Light Field-Based Underwater 3D Reconstruction via Angular Re-Sampling

Recovering 3D geometry of underwater scenes is challenging because of the non-linear refraction of light at the water-air interface, which is caused by the camera housing. We present a light field-based approach that leverages properties of angular samples for high-quality underwater 3D reconstruction from a single viewpoint.

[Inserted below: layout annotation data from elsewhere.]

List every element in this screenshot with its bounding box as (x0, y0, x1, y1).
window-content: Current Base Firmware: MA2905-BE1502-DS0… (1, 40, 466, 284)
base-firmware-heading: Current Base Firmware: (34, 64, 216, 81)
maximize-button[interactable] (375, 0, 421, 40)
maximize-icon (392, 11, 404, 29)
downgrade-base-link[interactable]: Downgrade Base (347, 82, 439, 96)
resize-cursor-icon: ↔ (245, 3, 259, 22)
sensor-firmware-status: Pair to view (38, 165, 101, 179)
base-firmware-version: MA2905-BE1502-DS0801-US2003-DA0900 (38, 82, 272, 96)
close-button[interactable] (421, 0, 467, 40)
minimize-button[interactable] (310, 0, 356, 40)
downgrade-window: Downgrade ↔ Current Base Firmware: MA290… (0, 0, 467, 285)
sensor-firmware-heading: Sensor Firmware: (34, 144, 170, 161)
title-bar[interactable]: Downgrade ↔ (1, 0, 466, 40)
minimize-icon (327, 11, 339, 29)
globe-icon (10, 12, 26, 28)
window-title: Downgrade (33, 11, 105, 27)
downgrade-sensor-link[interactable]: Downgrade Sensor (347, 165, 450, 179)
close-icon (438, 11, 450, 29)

Specifically, we re-sample the light field image to angular patches. As underwater scenes exhibit weak view-dependent specularity, an angular patch tends to have uniform intensity when sampled at the correct depth. We thus impose this angular uniformity as a constraint for depth estimation. For efficient angular re-sampling, we design a fast approximation algorithm based on multivariate polynomial regression to approximate nonlinear refraction paths. We further develop a light field calibration algorithm that estimates the water-air interface geometry along with the camera parameters. Comprehensive experiments on synthetic and real data show our method produces state-of-the-art reconstruction of static and dynamic underwater scenes.

Automated summary

This paper presents a light field-based approach for high-quality 3D reconstruction of underwater scenes from a single viewpoint. The method utilizes angular resampling of light field images and employs a fast approximation algorithm to handle non-linear refraction. Experimental results demonstrate that the proposed method achieves state-of-the-art reconstruction on both synthetic and real data.